I also avoid the 3 rounds in the magazine on any Rem WSM

load two then drop one down toward the chamber and as I close the bolt I simply depress the rounds in the mag just enough for the bolt to slide over them.. 

I've had one Win 7mm WSM that handled 3 in the mag fine.


----------



## Allen Waters (Oct 16, 2011)

I agree with two previous posts. I owned a 700 in 270wsm as well. I only held two in mag and one in the chamber as well.


----------



## deadend (Oct 16, 2011)

The WSM cartridges seem to be problematic in the 700's by all accounts.  The Shamwow however, attracts no flies.


----------



## Hammack (Oct 17, 2011)

deadend said:


> The WSM cartridges seem to be problematic in the 700's by all accounts.  The Shamwow however, attracts no flies.


About the only way I have been able to make one feed in a 700 was by installing a wyatt's center feed box.  Have one now that I am building for dad.  They seem to work pretty well.


----------



## Mirvin 264 (Oct 18, 2011)

Thanks for all the info thus far! To Hammack, any info on the center feed box that you could share with me?


----------



## Hammack (Oct 19, 2011)

Take a look here.  
http://wyattsoutdoor.com/product_info.php/cPath/1/products_id/38
I have never put one in a factory wsm rifle as the only ones I have built were on modified 308 short actions, but I don't see why it would not work as well.


----------



## Mirvin 264 (Oct 19, 2011)

Thanks to all for the info!


----------



## SeanandBrice (Oct 19, 2011)

jglenn said:


> I also avoid the 3 rounds in the magazine on any Rem WSM
> 
> load two then drop one down toward the chamber and as I close the bolt I simply depress the rounds in the mag just enough for the bolt to slide over them..
> 
> I've had one Win 7mm WSM that handled 3 in the mag fine.
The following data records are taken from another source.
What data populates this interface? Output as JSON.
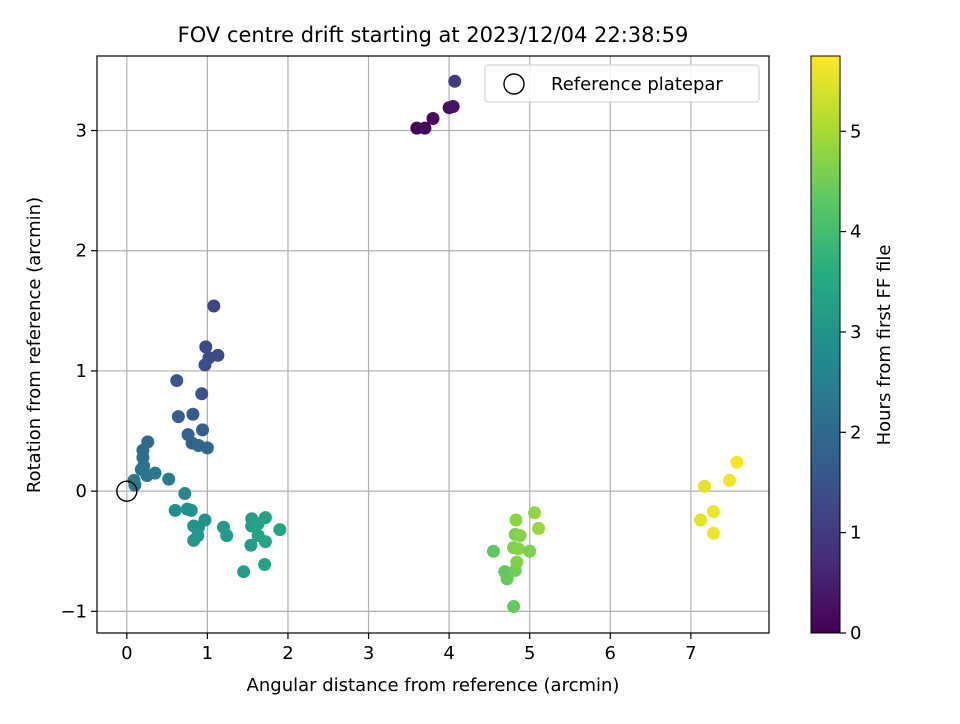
{
  "chart_data": {
    "type": "scatter",
    "title": "FOV centre drift starting at 2023/12/04 22:38:59",
    "xlabel": "Angular distance from reference (arcmin)",
    "ylabel": "Rotation from reference (arcmin)",
    "xlim": [
      -0.37,
      7.97
    ],
    "ylim": [
      -1.18,
      3.62
    ],
    "x_ticks": [
      0,
      1,
      2,
      3,
      4,
      5,
      6,
      7
    ],
    "y_ticks": [
      -1,
      0,
      1,
      2,
      3
    ],
    "x_tick_labels": [
      "0",
      "1",
      "2",
      "3",
      "4",
      "5",
      "6",
      "7"
    ],
    "y_tick_labels": [
      "−1",
      "0",
      "1",
      "2",
      "3"
    ],
    "grid": true,
    "colorbar": {
      "label": "Hours from first FF file",
      "colormap": "viridis",
      "range": [
        0,
        5.75
      ],
      "ticks": [
        0,
        1,
        2,
        3,
        4,
        5
      ],
      "tick_labels": [
        "0",
        "1",
        "2",
        "3",
        "4",
        "5"
      ]
    },
    "legend": {
      "position": "top-right",
      "entries": [
        {
          "label": "Reference platepar",
          "marker": "open-circle"
        }
      ]
    },
    "reference_point": {
      "x": 0,
      "y": 0
    },
    "points": [
      {
        "x": 3.6,
        "y": 3.02,
        "h": 0.05
      },
      {
        "x": 3.7,
        "y": 3.02,
        "h": 0.1
      },
      {
        "x": 3.8,
        "y": 3.1,
        "h": 0.15
      },
      {
        "x": 4.0,
        "y": 3.19,
        "h": 0.2
      },
      {
        "x": 4.05,
        "y": 3.2,
        "h": 0.3
      },
      {
        "x": 4.07,
        "y": 3.41,
        "h": 1.0
      },
      {
        "x": 1.08,
        "y": 1.54,
        "h": 1.2
      },
      {
        "x": 0.98,
        "y": 1.2,
        "h": 1.3
      },
      {
        "x": 1.13,
        "y": 1.13,
        "h": 1.3
      },
      {
        "x": 1.02,
        "y": 1.11,
        "h": 1.35
      },
      {
        "x": 0.97,
        "y": 1.05,
        "h": 1.4
      },
      {
        "x": 0.93,
        "y": 0.81,
        "h": 1.5
      },
      {
        "x": 0.62,
        "y": 0.92,
        "h": 1.6
      },
      {
        "x": 0.82,
        "y": 0.64,
        "h": 1.65
      },
      {
        "x": 0.64,
        "y": 0.62,
        "h": 1.7
      },
      {
        "x": 0.94,
        "y": 0.51,
        "h": 1.75
      },
      {
        "x": 0.76,
        "y": 0.47,
        "h": 1.8
      },
      {
        "x": 0.81,
        "y": 0.4,
        "h": 1.85
      },
      {
        "x": 0.89,
        "y": 0.38,
        "h": 1.9
      },
      {
        "x": 1.0,
        "y": 0.36,
        "h": 1.95
      },
      {
        "x": 0.26,
        "y": 0.41,
        "h": 2.0
      },
      {
        "x": 0.2,
        "y": 0.34,
        "h": 2.05
      },
      {
        "x": 0.2,
        "y": 0.28,
        "h": 2.1
      },
      {
        "x": 0.21,
        "y": 0.21,
        "h": 2.15
      },
      {
        "x": 0.18,
        "y": 0.18,
        "h": 2.2
      },
      {
        "x": 0.25,
        "y": 0.13,
        "h": 2.25
      },
      {
        "x": 0.35,
        "y": 0.15,
        "h": 2.35
      },
      {
        "x": 0.52,
        "y": 0.1,
        "h": 2.4
      },
      {
        "x": 0.09,
        "y": 0.09,
        "h": 2.3
      },
      {
        "x": 0.1,
        "y": 0.05,
        "h": 2.3
      },
      {
        "x": 0.72,
        "y": -0.02,
        "h": 2.7
      },
      {
        "x": 0.6,
        "y": -0.16,
        "h": 2.8
      },
      {
        "x": 0.75,
        "y": -0.15,
        "h": 2.85
      },
      {
        "x": 0.8,
        "y": -0.16,
        "h": 2.9
      },
      {
        "x": 0.97,
        "y": -0.24,
        "h": 2.95
      },
      {
        "x": 0.83,
        "y": -0.29,
        "h": 3.0
      },
      {
        "x": 0.89,
        "y": -0.3,
        "h": 3.0
      },
      {
        "x": 0.88,
        "y": -0.37,
        "h": 3.05
      },
      {
        "x": 0.83,
        "y": -0.41,
        "h": 3.05
      },
      {
        "x": 1.2,
        "y": -0.3,
        "h": 3.1
      },
      {
        "x": 1.24,
        "y": -0.37,
        "h": 3.1
      },
      {
        "x": 1.45,
        "y": -0.67,
        "h": 3.2
      },
      {
        "x": 1.54,
        "y": -0.45,
        "h": 3.2
      },
      {
        "x": 1.55,
        "y": -0.23,
        "h": 3.25
      },
      {
        "x": 1.55,
        "y": -0.29,
        "h": 3.25
      },
      {
        "x": 1.63,
        "y": -0.27,
        "h": 3.3
      },
      {
        "x": 1.63,
        "y": -0.37,
        "h": 3.3
      },
      {
        "x": 1.72,
        "y": -0.22,
        "h": 3.3
      },
      {
        "x": 1.72,
        "y": -0.42,
        "h": 3.35
      },
      {
        "x": 1.71,
        "y": -0.61,
        "h": 3.35
      },
      {
        "x": 1.9,
        "y": -0.32,
        "h": 3.4
      },
      {
        "x": 4.55,
        "y": -0.5,
        "h": 4.3
      },
      {
        "x": 4.69,
        "y": -0.67,
        "h": 4.35
      },
      {
        "x": 4.72,
        "y": -0.73,
        "h": 4.4
      },
      {
        "x": 4.8,
        "y": -0.96,
        "h": 4.4
      },
      {
        "x": 4.82,
        "y": -0.66,
        "h": 4.5
      },
      {
        "x": 4.82,
        "y": -0.36,
        "h": 4.6
      },
      {
        "x": 4.8,
        "y": -0.47,
        "h": 4.6
      },
      {
        "x": 4.84,
        "y": -0.59,
        "h": 4.65
      },
      {
        "x": 4.86,
        "y": -0.48,
        "h": 4.7
      },
      {
        "x": 4.83,
        "y": -0.24,
        "h": 4.75
      },
      {
        "x": 4.88,
        "y": -0.37,
        "h": 4.7
      },
      {
        "x": 5.0,
        "y": -0.5,
        "h": 4.6
      },
      {
        "x": 5.06,
        "y": -0.18,
        "h": 4.8
      },
      {
        "x": 5.11,
        "y": -0.31,
        "h": 4.85
      },
      {
        "x": 7.12,
        "y": -0.24,
        "h": 5.5
      },
      {
        "x": 7.17,
        "y": 0.04,
        "h": 5.55
      },
      {
        "x": 7.28,
        "y": -0.17,
        "h": 5.6
      },
      {
        "x": 7.28,
        "y": -0.35,
        "h": 5.6
      },
      {
        "x": 7.48,
        "y": 0.09,
        "h": 5.65
      },
      {
        "x": 7.57,
        "y": 0.24,
        "h": 5.7
      }
    ]
  }
}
I do exactly the same thing.


----------



## jsharp (Dec 3, 2011)

yep, 2 in the magazine and 1 in the chamber


----------



## Mirvin 264 (Dec 4, 2011)

Contacted Remington Customer Service last week to order a new mag spring and follower- The tech is sending me a new spring, follower, and mag box at NO CHARGE! Amazing, since I told him I was not the original owner and had traded for it- It had a manuf. date of 2010, which is why he was surprised that I was having problems- Nonetheless, I give kudos to Remington for awsome CS, and thanks to all for the helpful hints- Hope this works to put this problem behind me!


----------



## bighonkinjeep (Dec 4, 2011)

It may seem too obvious but have you tried the original factory stock?


----------



## Mirvin 264 (Dec 4, 2011)

Not since I had the problem, but that is exactly what I'm going to try once I get the parts- Thanks for the concern!


----------



## bighonkinjeep (Dec 4, 2011)

I was thinking that the aftermarket unit may need some minor adjustment to the magwell area. If the problem goes away with the factory stock it may give you an idea of how it needs to be adjusted.
Good luck


----------